Pero aquellos tenis eran especiales: llevaban por los lados la figura de Symelli, su personaje animado favorito, un forastero solitario que no le rinde cuentas a nadie, paga con actos de justicia porque aborrece lo que el dinero provoca en la gente, y ama mirar de cerca las líneas en las hojas de los árboles.

            Solo los usaba en ocasiones especiales, por ejemplo, si por primera vez iba a ver el atardecer con una chica que le gustaba, o si iba a cenar con amigos a los que no había visto en mucho tiempo. Cerrar tratos o festejar aumentos salariales se hacía con zapatos comunes.

-Creo que es aquí- dijo Richie en cuanto el taxista dio la vuelta hacia el boulevard principal.

            Las luces de las calles vacilaban, con paréntesis oscuros entre esquina y esquina, el ruido disminuía poco a poco y las personas que aún transitaban evidentemente iban a trabajar o a sus casas. Poco a poco la ciudad comenzaba a dormir y, por su tamaño, Richie asumía que aquella ciudad no solo cerraba los ojos de noche, sino que roncaba luego de un día de exasperante calor.

            Richie bajó del taxi, y quiso abrir la puerta de la pizzería que había visto anteriormente. Para su sorpresa, la puerta estaba cerrada. Intentó regresar al taxi, pero éste ya había arrancado.

            Se le ocurrió que podía llamar a Biel o a Dylan para que mandaran al chofer de la compañía por él, pero entonces corrió el viento, y trajo consigo un aroma tan frágil, que pocos lo reconocerían, a no ser que estuviera bien versados en el asunto: la acogedora combinación de especias con queso y calor.

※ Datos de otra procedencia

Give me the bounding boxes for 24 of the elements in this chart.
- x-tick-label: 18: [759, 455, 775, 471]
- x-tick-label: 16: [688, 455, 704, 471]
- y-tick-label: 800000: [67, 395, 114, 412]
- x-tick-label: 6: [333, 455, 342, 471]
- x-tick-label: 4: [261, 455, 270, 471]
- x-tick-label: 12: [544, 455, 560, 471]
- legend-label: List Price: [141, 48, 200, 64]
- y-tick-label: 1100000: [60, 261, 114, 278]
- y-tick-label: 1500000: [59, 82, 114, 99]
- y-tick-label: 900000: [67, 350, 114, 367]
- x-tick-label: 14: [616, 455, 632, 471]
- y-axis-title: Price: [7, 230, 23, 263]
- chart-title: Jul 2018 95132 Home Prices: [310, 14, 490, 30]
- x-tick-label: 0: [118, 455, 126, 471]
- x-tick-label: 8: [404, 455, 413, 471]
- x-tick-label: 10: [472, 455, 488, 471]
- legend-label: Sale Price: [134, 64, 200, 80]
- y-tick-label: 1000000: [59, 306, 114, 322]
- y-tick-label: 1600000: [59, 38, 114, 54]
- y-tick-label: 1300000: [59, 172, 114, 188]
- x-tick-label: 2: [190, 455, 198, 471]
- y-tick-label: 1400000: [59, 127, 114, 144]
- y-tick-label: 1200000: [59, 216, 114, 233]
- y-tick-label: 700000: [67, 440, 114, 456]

            Richie siguió el aroma por la calle, hasta llegar a una plaza pequeña frente a un par de locales y un food truck iluminado. A un costado, el nombre del establecimiento brillaba bajo una luz patrullada por una palomilla desorientada: “PIZZA MÍA” era el nombre del pequeño restaurante.

            Richie se acercó a una ventanilla que estaba abierta, y ahí fue donde la fuente del olor se reveló indiscutiblemente ante él, aunque para entonces ya estaba distraído por la visión de dos manos delicadas amasando con tanta suavidad que parecía que llamaba con los dedos a las moléculas en la harina que cocina. Embelesado, vio como los dedos, largos y elegantes, tomaban con seguridad hojas, especias y sales, y las dejaban caer con calculada distancia sobre la masa, para luego cubrir con salsa de tomate y queso la circunferencia entera de la pizza.

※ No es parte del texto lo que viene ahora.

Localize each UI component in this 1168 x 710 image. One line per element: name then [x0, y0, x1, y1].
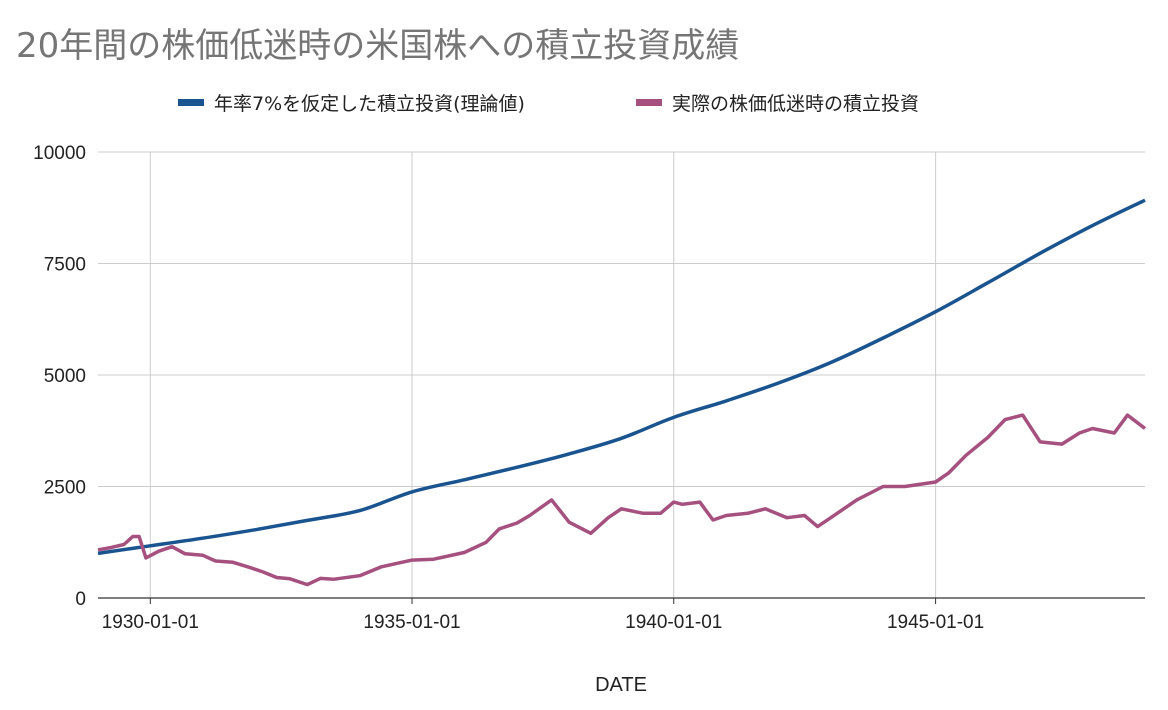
- legend-swatch-actual: [636, 99, 662, 106]
- x-axis-title: DATE: [595, 674, 647, 696]
- y-tick-label-5000: 5000: [44, 366, 86, 387]
- chart-title: 20年間の株価低迷時の米国株への積立投資成績: [16, 26, 740, 66]
- series-line-theoretical: [97, 198, 1146, 556]
- x-tick-label-0: 1930-01-01: [102, 612, 199, 633]
- y-tick-label-0: 0: [75, 589, 86, 610]
- x-tick-label-3: 1945-01-01: [887, 612, 984, 633]
- legend-label-theoretical: 年率7%を仮定した積立投資(理論値): [214, 93, 525, 115]
- legend-label-actual: 実際の株価低迷時の積立投資: [672, 93, 919, 115]
- y-tick-label-2500: 2500: [44, 478, 86, 499]
- legend-swatch-theoretical: [178, 99, 204, 106]
- series-lines: [97, 198, 1147, 587]
- gridlines: [98, 151, 1145, 598]
- y-tick-label-7500: 7500: [44, 255, 86, 276]
- x-tick-label-1: 1935-01-01: [363, 612, 460, 633]
- x-axis: 1930-01-01 1935-01-01 1940-01-01 1945-01-01: [102, 598, 984, 633]
- y-tick-label-10000: 10000: [33, 143, 86, 164]
- x-tick-label-2: 1940-01-01: [625, 612, 722, 633]
- legend: 年率7%を仮定した積立投資(理論値) 実際の株価低迷時の積立投資: [178, 93, 919, 115]
- y-axis: 0 2500 5000 7500 10000: [33, 143, 86, 610]
- series-line-actual: [97, 413, 1147, 587]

            Nunca había olido semejante comunión de ingredientes, ni tampoco había visto a alguien dedicar tanto cuidado a la preparación de un alimento. Richie se acercó a la camioneta, se puso de puntillas y quiso ver al chef que cocinaba con tanta habilidad.

            La marcada y pálida barbilla llamó su atención, luego, los huesos que señalaban la línea de la mandíbula; luego de unos segundos apareció un rostro pequeño, de ojos grandes y verdes, nariz puntiaguda y boca fina, enmarcada por un cabello ondulado y corto al nivel de las orejas. Richie creyó haber encontrado un mítico personaje de sus cómics favoritos, una suerte de princesa de la laguna rodeada por hojas verdes y luz dorada. Siempre había soñado con que el amor sería una cosa indefinible, y resultaba tan vaga la descripción de aquella mujer, más allá de que parecía un ser de fantasía, que aquel encuentro, entre el olor a orégano, no podía ser otra cosa más que el deseo de los corazones humildes: por fin, el amor de su vida.

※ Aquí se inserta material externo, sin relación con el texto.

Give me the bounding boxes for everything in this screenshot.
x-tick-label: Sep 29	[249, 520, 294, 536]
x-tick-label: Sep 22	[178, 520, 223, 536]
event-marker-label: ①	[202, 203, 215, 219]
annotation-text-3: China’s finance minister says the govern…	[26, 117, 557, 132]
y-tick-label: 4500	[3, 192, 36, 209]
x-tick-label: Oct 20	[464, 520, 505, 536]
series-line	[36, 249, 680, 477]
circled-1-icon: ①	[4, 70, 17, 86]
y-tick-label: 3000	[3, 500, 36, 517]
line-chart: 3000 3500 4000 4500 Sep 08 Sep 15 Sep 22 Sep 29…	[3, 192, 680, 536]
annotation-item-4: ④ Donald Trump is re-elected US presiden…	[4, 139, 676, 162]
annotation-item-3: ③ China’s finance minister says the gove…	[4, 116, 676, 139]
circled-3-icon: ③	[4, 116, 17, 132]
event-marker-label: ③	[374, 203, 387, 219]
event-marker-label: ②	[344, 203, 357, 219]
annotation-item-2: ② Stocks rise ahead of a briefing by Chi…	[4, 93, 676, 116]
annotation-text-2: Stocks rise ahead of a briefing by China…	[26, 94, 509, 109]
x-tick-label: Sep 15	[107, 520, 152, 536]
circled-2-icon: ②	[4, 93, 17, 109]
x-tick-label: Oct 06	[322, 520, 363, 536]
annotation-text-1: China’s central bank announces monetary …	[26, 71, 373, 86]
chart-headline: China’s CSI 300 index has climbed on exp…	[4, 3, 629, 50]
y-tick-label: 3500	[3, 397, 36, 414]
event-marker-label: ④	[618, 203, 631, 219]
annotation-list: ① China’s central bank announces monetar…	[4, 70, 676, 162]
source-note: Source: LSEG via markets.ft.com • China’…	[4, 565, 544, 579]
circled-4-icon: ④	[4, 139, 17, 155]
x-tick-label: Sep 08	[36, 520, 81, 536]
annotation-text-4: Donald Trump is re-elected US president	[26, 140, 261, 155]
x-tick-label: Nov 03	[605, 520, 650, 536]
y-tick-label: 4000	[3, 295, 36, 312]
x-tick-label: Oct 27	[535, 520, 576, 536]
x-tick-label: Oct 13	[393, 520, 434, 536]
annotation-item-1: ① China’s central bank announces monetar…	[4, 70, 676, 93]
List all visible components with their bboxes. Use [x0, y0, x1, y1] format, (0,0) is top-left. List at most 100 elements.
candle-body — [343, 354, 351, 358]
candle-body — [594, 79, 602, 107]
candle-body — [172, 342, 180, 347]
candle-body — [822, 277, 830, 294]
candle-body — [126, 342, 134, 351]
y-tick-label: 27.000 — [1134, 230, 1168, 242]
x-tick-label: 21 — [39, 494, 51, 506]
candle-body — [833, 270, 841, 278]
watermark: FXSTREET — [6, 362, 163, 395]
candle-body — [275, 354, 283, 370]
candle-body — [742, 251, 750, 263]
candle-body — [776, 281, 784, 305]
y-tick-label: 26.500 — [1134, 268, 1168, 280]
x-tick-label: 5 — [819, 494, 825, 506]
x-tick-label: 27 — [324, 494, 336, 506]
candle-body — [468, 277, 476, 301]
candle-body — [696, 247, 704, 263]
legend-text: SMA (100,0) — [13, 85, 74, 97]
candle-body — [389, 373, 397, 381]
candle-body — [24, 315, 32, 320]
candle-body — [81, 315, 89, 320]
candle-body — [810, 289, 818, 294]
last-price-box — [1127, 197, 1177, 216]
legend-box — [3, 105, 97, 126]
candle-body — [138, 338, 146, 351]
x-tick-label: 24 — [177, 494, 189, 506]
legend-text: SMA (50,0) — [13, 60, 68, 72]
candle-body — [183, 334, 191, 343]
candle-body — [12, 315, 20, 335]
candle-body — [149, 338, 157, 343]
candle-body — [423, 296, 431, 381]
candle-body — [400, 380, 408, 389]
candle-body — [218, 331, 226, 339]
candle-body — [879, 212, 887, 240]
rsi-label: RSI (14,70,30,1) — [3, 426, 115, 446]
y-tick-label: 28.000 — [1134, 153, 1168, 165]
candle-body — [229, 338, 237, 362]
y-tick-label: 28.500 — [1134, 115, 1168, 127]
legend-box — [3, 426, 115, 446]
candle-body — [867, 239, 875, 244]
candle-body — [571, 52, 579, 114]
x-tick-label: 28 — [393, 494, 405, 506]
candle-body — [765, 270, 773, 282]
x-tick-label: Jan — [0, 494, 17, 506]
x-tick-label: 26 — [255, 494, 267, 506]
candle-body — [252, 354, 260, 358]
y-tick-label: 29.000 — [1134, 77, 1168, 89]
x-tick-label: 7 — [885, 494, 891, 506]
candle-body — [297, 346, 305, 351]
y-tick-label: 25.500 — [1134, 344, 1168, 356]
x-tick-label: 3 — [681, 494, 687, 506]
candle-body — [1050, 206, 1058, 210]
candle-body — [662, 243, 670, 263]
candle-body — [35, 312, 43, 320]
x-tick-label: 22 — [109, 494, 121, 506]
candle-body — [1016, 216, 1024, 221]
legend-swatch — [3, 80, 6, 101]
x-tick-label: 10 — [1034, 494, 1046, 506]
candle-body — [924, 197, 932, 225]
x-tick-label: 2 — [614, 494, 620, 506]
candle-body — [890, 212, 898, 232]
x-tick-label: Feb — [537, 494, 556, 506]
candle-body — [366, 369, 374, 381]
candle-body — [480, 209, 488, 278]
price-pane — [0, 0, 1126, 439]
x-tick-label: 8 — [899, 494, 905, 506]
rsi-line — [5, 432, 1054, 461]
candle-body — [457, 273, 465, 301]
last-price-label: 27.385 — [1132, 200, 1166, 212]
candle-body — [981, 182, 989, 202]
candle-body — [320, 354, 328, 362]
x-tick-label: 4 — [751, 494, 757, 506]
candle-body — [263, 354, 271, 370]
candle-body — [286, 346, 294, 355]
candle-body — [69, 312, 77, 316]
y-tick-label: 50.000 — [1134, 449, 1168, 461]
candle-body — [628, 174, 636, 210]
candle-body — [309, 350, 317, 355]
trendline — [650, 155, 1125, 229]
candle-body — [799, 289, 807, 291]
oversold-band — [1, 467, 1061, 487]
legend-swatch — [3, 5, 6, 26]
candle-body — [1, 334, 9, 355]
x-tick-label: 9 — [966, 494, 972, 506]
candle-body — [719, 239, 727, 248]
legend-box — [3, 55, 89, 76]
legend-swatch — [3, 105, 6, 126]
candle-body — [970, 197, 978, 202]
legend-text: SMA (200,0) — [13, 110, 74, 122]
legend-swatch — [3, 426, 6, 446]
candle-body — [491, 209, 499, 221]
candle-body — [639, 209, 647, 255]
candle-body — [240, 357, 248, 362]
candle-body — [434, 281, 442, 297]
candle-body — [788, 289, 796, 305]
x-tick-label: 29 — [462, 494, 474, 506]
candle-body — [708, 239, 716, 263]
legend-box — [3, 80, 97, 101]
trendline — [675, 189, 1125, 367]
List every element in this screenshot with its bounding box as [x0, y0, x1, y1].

-¡Oye, tú! ¿qué estás haciendo? – dijo de pronto la mujer, agitando con ira el palo para amasar por la ventanilla- ¿Te parece que me sobra tiempo? ¡Ven a ayudarme!

            Richie miró hacia atrás. Estaba solo en la calle.

-No tengo tiempo para esto- dijo la mujer, con las mejillas encendidas- ¿vas a entrar aquí o no? ¡Ya es tarde!

            A Richie no se le escapó la alegoría de la puerta abierta por el viento del food truck; quizá el universo estaba tratando de decirle algo, o quizá solo estaba entrando a la guarida de una asesina serial. De cualquier manera, tenía el corazón pinchado por la fantasía, y no podía dejar ir a la viva imagen de sus melancólicos sueños.

-¿En qué puedo ayudarla?- dijo Richie en cuanto cruzó la puerta.